We need to create an abstract machine model that we can compile to. The model should not deal with size, virtualization, reconfigurability, etc. Some abstraction of the processing elements and the interconnect should be enough to get started.
It was noted that hardware parallelism is more notable in a hardware description language like Verilog than in a high-level programming language like C++ or Java. In Verilog, you can have multiple always blocks that clearly define parallel hardware. In C or Java, you have to play with multiple threads. Will it be possible to extract parallelism from this? Seth claimed that automatic parallelism is too difficult to be relied on. It may be necessary to force programmers to learn a new programming style that will work for the new compilers; the example of Seymour Cray was given. It will be possible to write any code you like; but if you want it to run well, you have to write it like this. Seth is willling to go along with this. He also noted that there are different levels of parallelism, some of which are exploitable and some of which are not as available. As an example, someone in class pointed out that MATLAB will parallelize a loop for you, if you write a for-loop over an entire array.
In conclusion, Seth said that the goal of our new compilers (assuming a
co-processor or functional unit interface) is to take a source code file
and spit out two object files: one for the general-purpose processor,
and one for the reconfigurable fabric that is attached to it.

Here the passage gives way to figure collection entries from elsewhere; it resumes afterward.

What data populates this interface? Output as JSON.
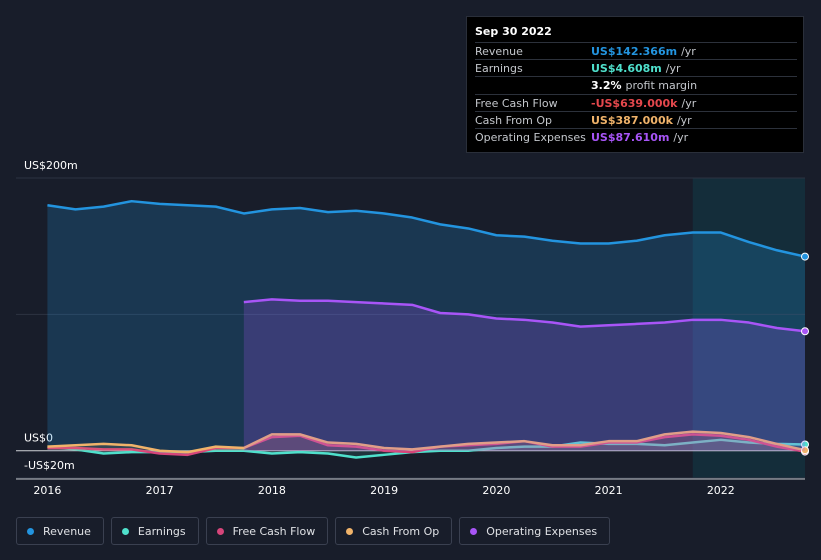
{
  "chart_data": {
    "type": "line",
    "x": [
      2016,
      2016.25,
      2016.5,
      2016.75,
      2017,
      2017.25,
      2017.5,
      2017.75,
      2018,
      2018.25,
      2018.5,
      2018.75,
      2019,
      2019.25,
      2019.5,
      2019.75,
      2020,
      2020.25,
      2020.5,
      2020.75,
      2021,
      2021.25,
      2021.5,
      2021.75,
      2022,
      2022.25,
      2022.5,
      2022.75
    ],
    "xlim": [
      2015.72,
      2022.75
    ],
    "xticks": [
      2016,
      2017,
      2018,
      2019,
      2020,
      2021,
      2022
    ],
    "ylim": [
      -20,
      200
    ],
    "yticks": [
      {
        "value": 200,
        "label": "US$200m"
      },
      {
        "value": 100,
        "label": null
      },
      {
        "value": 0,
        "label": "US$0"
      },
      {
        "value": -20,
        "label": "-US$20m"
      }
    ],
    "grid": true,
    "series": [
      {
        "name": "Revenue",
        "color": "#2394df",
        "area": true,
        "values": [
          180,
          177,
          179,
          183,
          181,
          180,
          179,
          174,
          177,
          178,
          175,
          176,
          174,
          171,
          166,
          163,
          158,
          157,
          154,
          152,
          152,
          154,
          158,
          160,
          160,
          153,
          147,
          142.366
        ]
      },
      {
        "name": "Earnings",
        "color": "#4fe0cc",
        "area": false,
        "values": [
          3,
          1,
          -2,
          -1,
          -1,
          -1,
          0,
          0,
          -2,
          -1,
          -2,
          -5,
          -3,
          -1,
          0,
          0,
          2,
          3,
          3,
          6,
          5,
          5,
          4,
          6,
          8,
          6,
          5,
          4.608
        ]
      },
      {
        "name": "Free Cash Flow",
        "color": "#d6457a",
        "area": false,
        "values": [
          2,
          2,
          1,
          1,
          -2,
          -3,
          2,
          2,
          10,
          11,
          4,
          3,
          0,
          -1,
          3,
          4,
          5,
          7,
          3,
          3,
          6,
          6,
          10,
          12,
          11,
          8,
          3,
          -0.639
        ]
      },
      {
        "name": "Cash From Op",
        "color": "#f0b36a",
        "area": false,
        "values": [
          3,
          4,
          5,
          4,
          0,
          -1,
          3,
          2,
          12,
          12,
          6,
          5,
          2,
          1,
          3,
          5,
          6,
          7,
          4,
          4,
          7,
          7,
          12,
          14,
          13,
          10,
          5,
          0.387
        ]
      },
      {
        "name": "Operating Expenses",
        "color": "#a855f7",
        "area": true,
        "values": [
          null,
          null,
          null,
          null,
          null,
          null,
          null,
          109,
          111,
          110,
          110,
          109,
          108,
          107,
          101,
          100,
          97,
          96,
          94,
          91,
          92,
          93,
          94,
          96,
          96,
          94,
          90,
          87.61
        ]
      }
    ],
    "tooltip": {
      "date": "Sep 30 2022",
      "rows": [
        {
          "label": "Revenue",
          "value": "US$142.366m",
          "unit": "/yr",
          "color": "#2394df"
        },
        {
          "label": "Earnings",
          "value": "US$4.608m",
          "unit": "/yr",
          "color": "#4fe0cc"
        },
        {
          "label": null,
          "value": "3.2%",
          "unit": "profit margin",
          "color": "#ffffff"
        },
        {
          "label": "Free Cash Flow",
          "value": "-US$639.000k",
          "unit": "/yr",
          "color": "#e5484d"
        },
        {
          "label": "Cash From Op",
          "value": "US$387.000k",
          "unit": "/yr",
          "color": "#f0b36a"
        },
        {
          "label": "Operating Expenses",
          "value": "US$87.610m",
          "unit": "/yr",
          "color": "#a855f7"
        }
      ]
    }
  }
}
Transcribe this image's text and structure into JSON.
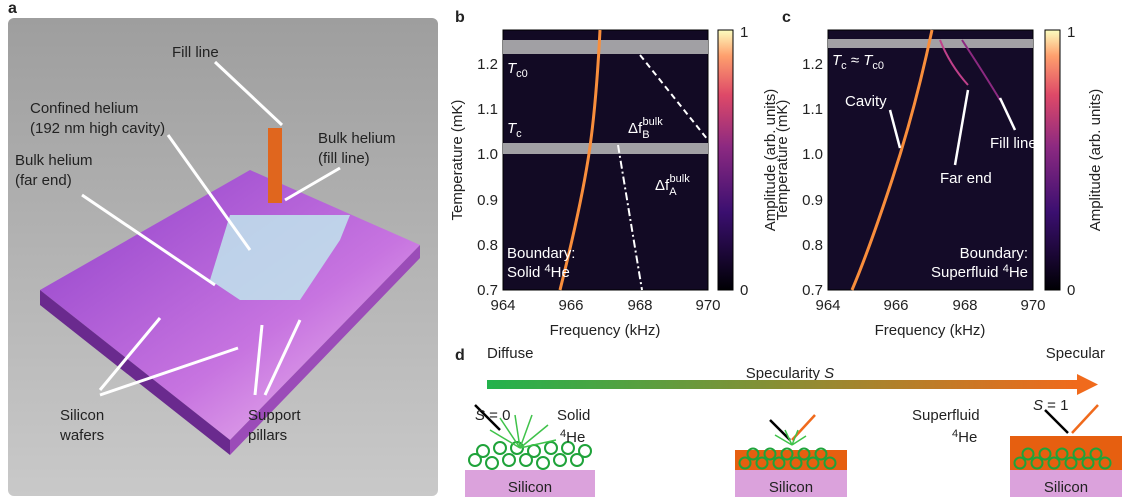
{
  "panel_a": {
    "letter": "a",
    "fill_line": "Fill line",
    "confined": [
      "Confined helium",
      "(192 nm high cavity)"
    ],
    "bulk_fill": [
      "Bulk helium",
      "(fill line)"
    ],
    "bulk_far": [
      "Bulk helium",
      "(far end)"
    ],
    "silicon_wafers": [
      "Silicon",
      "wafers"
    ],
    "support_pillars": [
      "Support",
      "pillars"
    ]
  },
  "panel_b": {
    "letter": "b",
    "y_label": "Temperature (mK)",
    "x_label": "Frequency (kHz)",
    "colorbar_label": "Amplitude (arb. units)",
    "colorbar_ticks": [
      "1",
      "0"
    ],
    "x_ticks": [
      "964",
      "966",
      "968",
      "970"
    ],
    "y_ticks": [
      "1.2",
      "1.1",
      "1.0",
      "0.9",
      "0.8",
      "0.7"
    ],
    "tc0": [
      "T",
      "c0"
    ],
    "tc": [
      "T",
      "c"
    ],
    "df_b": [
      "Δf",
      "B",
      "bulk"
    ],
    "df_a": [
      "Δf",
      "A",
      "bulk"
    ],
    "boundary": [
      "Boundary:",
      "Solid ",
      "4",
      "He"
    ]
  },
  "panel_c": {
    "letter": "c",
    "y_label": "Temperature (mK)",
    "x_label": "Frequency (kHz)",
    "colorbar_label": "Amplitude (arb. units)",
    "colorbar_ticks": [
      "1",
      "0"
    ],
    "x_ticks": [
      "964",
      "966",
      "968",
      "970"
    ],
    "y_ticks": [
      "1.2",
      "1.1",
      "1.0",
      "0.9",
      "0.8",
      "0.7"
    ],
    "tc": [
      "T",
      "c",
      " ≈ ",
      "T",
      "c0"
    ],
    "cavity": "Cavity",
    "far_end": "Far end",
    "fill_line": "Fill line",
    "boundary": [
      "Boundary:",
      "Superfluid ",
      "4",
      "He"
    ]
  },
  "panel_d": {
    "letter": "d",
    "diffuse": "Diffuse",
    "specularity": [
      "Specularity ",
      "S"
    ],
    "specular": "Specular",
    "s0": [
      "S",
      " = 0"
    ],
    "solid": [
      "Solid",
      "4",
      "He"
    ],
    "superfluid": [
      "Superfluid",
      "4",
      "He"
    ],
    "s1": [
      "S",
      " = 1"
    ],
    "silicon": [
      "Silicon",
      "Silicon",
      "Silicon"
    ]
  }
}
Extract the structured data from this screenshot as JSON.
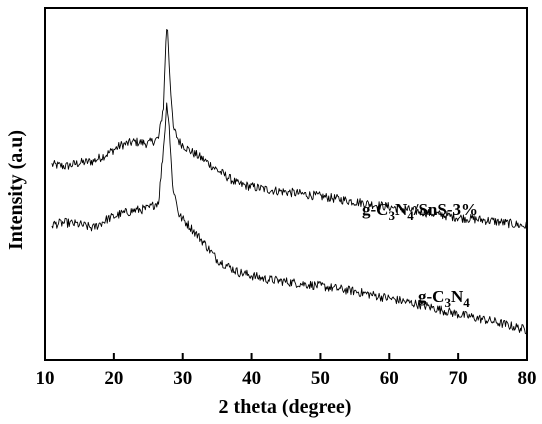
{
  "chart_data": {
    "type": "line",
    "xlabel": "2 theta (degree)",
    "ylabel": "Intensity (a.u)",
    "xlim": [
      10,
      80
    ],
    "ylim": [
      0,
      100
    ],
    "x_ticks": [
      10,
      20,
      30,
      40,
      50,
      60,
      70,
      80
    ],
    "y_ticks_shown": false,
    "grid": false,
    "noise": 1.3,
    "series": [
      {
        "name": "g-C3N4/SnS-3%",
        "label_base": "g-C",
        "label_sub1": "3",
        "label_mid": "N",
        "label_sub2": "4",
        "label_tail": "/SnS-3%",
        "points": [
          [
            11,
            55.5
          ],
          [
            13,
            55
          ],
          [
            15,
            56
          ],
          [
            17,
            56.5
          ],
          [
            19,
            58.5
          ],
          [
            21,
            61
          ],
          [
            23,
            62
          ],
          [
            25,
            61.5
          ],
          [
            26.5,
            63
          ],
          [
            27.2,
            72
          ],
          [
            27.6,
            93
          ],
          [
            27.8,
            94
          ],
          [
            28.1,
            82
          ],
          [
            28.6,
            66
          ],
          [
            29.5,
            62
          ],
          [
            31,
            59.5
          ],
          [
            33,
            57
          ],
          [
            35,
            54
          ],
          [
            38,
            50
          ],
          [
            42,
            48.5
          ],
          [
            46,
            47.5
          ],
          [
            50,
            46.5
          ],
          [
            55,
            45
          ],
          [
            60,
            43.5
          ],
          [
            65,
            42
          ],
          [
            70,
            40.5
          ],
          [
            75,
            39.5
          ],
          [
            80,
            38
          ]
        ]
      },
      {
        "name": "g-C3N4",
        "label_base": "g-C",
        "label_sub1": "3",
        "label_mid": "N",
        "label_sub2": "4",
        "label_tail": "",
        "points": [
          [
            11,
            38.5
          ],
          [
            13,
            39
          ],
          [
            15,
            38.5
          ],
          [
            17,
            37.5
          ],
          [
            19,
            40
          ],
          [
            21,
            41.5
          ],
          [
            23,
            42.5
          ],
          [
            25,
            43
          ],
          [
            26.5,
            45
          ],
          [
            27.2,
            60
          ],
          [
            27.7,
            73
          ],
          [
            28.0,
            68
          ],
          [
            28.5,
            50
          ],
          [
            29.5,
            41
          ],
          [
            31,
            38
          ],
          [
            33,
            33.5
          ],
          [
            35,
            28.5
          ],
          [
            38,
            25
          ],
          [
            42,
            23
          ],
          [
            46,
            22
          ],
          [
            50,
            21
          ],
          [
            55,
            19.5
          ],
          [
            60,
            17.5
          ],
          [
            65,
            15.5
          ],
          [
            70,
            13
          ],
          [
            75,
            11
          ],
          [
            80,
            8.5
          ]
        ]
      }
    ]
  }
}
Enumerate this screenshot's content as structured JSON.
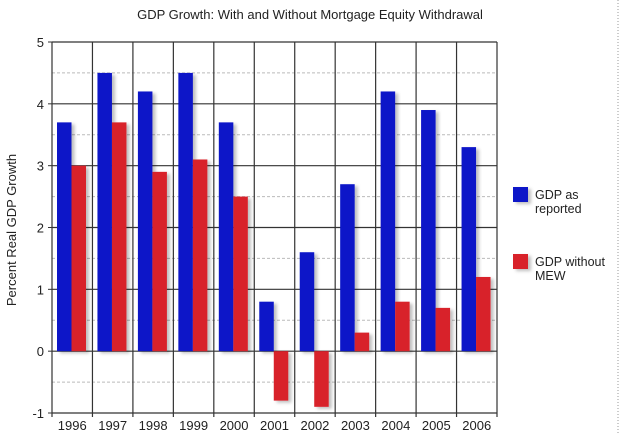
{
  "chart_data": {
    "type": "bar",
    "title": "GDP Growth: With and Without Mortgage Equity Withdrawal",
    "xlabel": "",
    "ylabel": "Percent Real GDP Growth",
    "categories": [
      "1996",
      "1997",
      "1998",
      "1999",
      "2000",
      "2001",
      "2002",
      "2003",
      "2004",
      "2005",
      "2006"
    ],
    "series": [
      {
        "name": "GDP as reported",
        "color": "#0a14c8",
        "values": [
          3.7,
          4.5,
          4.2,
          4.5,
          3.7,
          0.8,
          1.6,
          2.7,
          4.2,
          3.9,
          3.3
        ]
      },
      {
        "name": "GDP without MEW",
        "color": "#d8202c",
        "values": [
          3.0,
          3.7,
          2.9,
          3.1,
          2.5,
          -0.8,
          -0.9,
          0.3,
          0.8,
          0.7,
          1.2
        ]
      }
    ],
    "ylim": [
      -1,
      5
    ],
    "yticks": [
      "-1",
      "0",
      "1",
      "2",
      "3",
      "4",
      "5"
    ],
    "grid": true,
    "legend": "right",
    "legend_labels": [
      [
        "GDP as",
        "reported"
      ],
      [
        "GDP without",
        "MEW"
      ]
    ]
  }
}
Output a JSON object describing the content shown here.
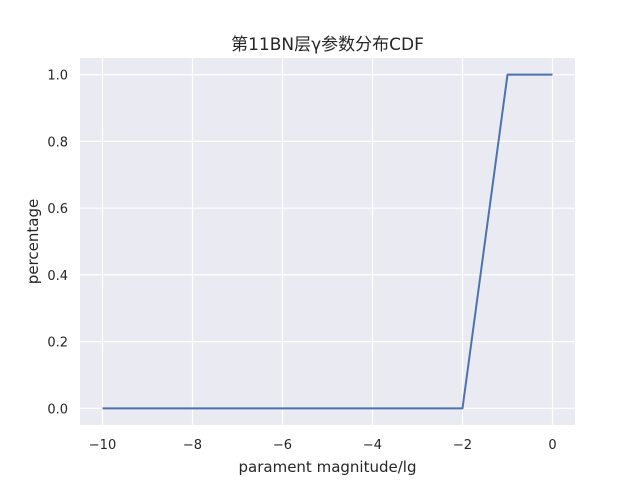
{
  "chart_data": {
    "type": "line",
    "title": "第11BN层γ参数分布CDF",
    "xlabel": "parament magnitude/lg",
    "ylabel": "percentage",
    "xlim": [
      -10.5,
      0.5
    ],
    "ylim": [
      -0.05,
      1.05
    ],
    "xticks": [
      -10,
      -8,
      -6,
      -4,
      -2,
      0
    ],
    "xtick_labels": [
      "−10",
      "−8",
      "−6",
      "−4",
      "−2",
      "0"
    ],
    "yticks": [
      0.0,
      0.2,
      0.4,
      0.6,
      0.8,
      1.0
    ],
    "ytick_labels": [
      "0.0",
      "0.2",
      "0.4",
      "0.6",
      "0.8",
      "1.0"
    ],
    "grid": true,
    "series": [
      {
        "color": "#4c72b0",
        "x": [
          -10,
          -9,
          -8,
          -7,
          -6,
          -5,
          -4,
          -3,
          -2,
          -1,
          0
        ],
        "y": [
          0,
          0,
          0,
          0,
          0,
          0,
          0,
          0,
          0,
          1,
          1
        ]
      }
    ]
  },
  "colors": {
    "plot_background": "#eaeaf2",
    "grid": "#ffffff"
  }
}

The important fact here is that not all programs will work well with
reconfigurable fabric. What we need to do is decide which algorithms
are important to us, and then figure out how to perform those functions
particularly well.
Reconfigurable Computing devices do not necessarily fit between ASICs
and General Purpose computing devices. Right now, GPUs offer a good
average performance over all sorts of applications, while CCMs have a
thin, very high peak that spans a small selection of applications. What
we would like to do is increase the range of applications that CCMs can
perform well, and slightly increase the performance of those that they
can't. In order to acquire this generality, it might be necessary to
sacrifice some of the performance gains on the applications that work
well now.
On the other side of the coin, what happens when the fabric has nothing to do? Can you turn it into extra processor space, more cache, more registers, or anything else? Memory hierarchy will become a problem, much like vector processors, once we take the first few steps. We will have problems with bandwith for fast reconfiguration, espically as fabric gets larger and instruction words get longer.